Revisado em: 21 de outubro de 2021

Muitas mães precisaram suspender o aleitamento materno para sair de casa logo cedo e assumir posições profissionais. A solução  foi alimentar suas crianças com o leite de outra espécie animal. Mas existe um custo?

 

* Edição revista e atualizada.

 

Nossa espécie, o Homo sapiens, pertence à classe dos mamíferos, animais que amamentam os filhos recém-nascidos. Por isso durante toda a história do homem na Terra, as crianças foram amamentadas no peito da mãe. Nos anos 1950, porém, mudanças sociais e econômicas resultantes da industrialização e da entrada da mulher no mercado de trabalho contribuíram para a quebra desse paradigma. Muitas mães precisaram suspender a amamentação dos filhos para sair de casa logo cedo e assumir posições profissionais. A solução que lhes restou foi alimentar suas crianças com o leite de outra espécie animal. O escolhido, por conveniência, foi o leite de vaca ministrado em mamadeiras. Isso não ocorreu sem custo.

 

VANTAGENS DO LEITE MATERNO

 

Drauzio — Quais as consequências que essa mudança de paradigma ocorrida nos anos 1950/1960 acarretou?
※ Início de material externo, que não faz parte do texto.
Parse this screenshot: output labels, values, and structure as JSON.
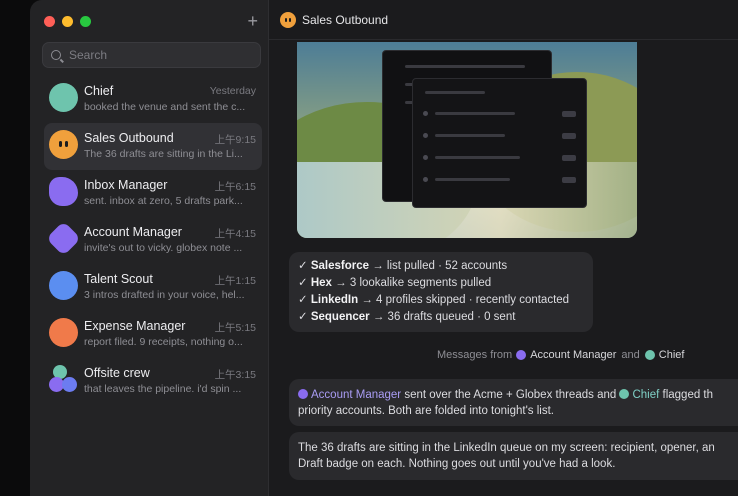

Keiko Teruya – A história já se encarregara de demonstrar que era possível alimentar o ser humano com outro leite que não o materno. Haja vista, o caso de Rômulo e Remo, fundadores de Roma, que segundo a lenda foram amamentados por uma loba. Por conveniência,  a escolha recaiu principalmente sobre o leite de vaca. Só que, apesar de o Homo sapiens ser o animal mais adaptável dentro da escala zoológica, há sempre um preço a pagar por essa quebra de paradigma. A introdução precoce de uma proteína estranha propicia o desenvolvimento de doenças alérgicas (distúrbios digestivos incluindo diarreia crônica, refluxo gastroesofágico e também rinite, eczema, asma). A fórmula não adequada ao organismo humano acarreta distúrbios nutricionais (obesidade ou desnutrição) e a falta de elementos protetores aumenta a susceptibilidade às infecções.Isso tudo explica o aumento da mortalidade infantil que ficou evidente quando se instituiu o desmama precoce.

 

Drauzio – Quais as vantagens do leite materno em relação aos outros tipos de leite?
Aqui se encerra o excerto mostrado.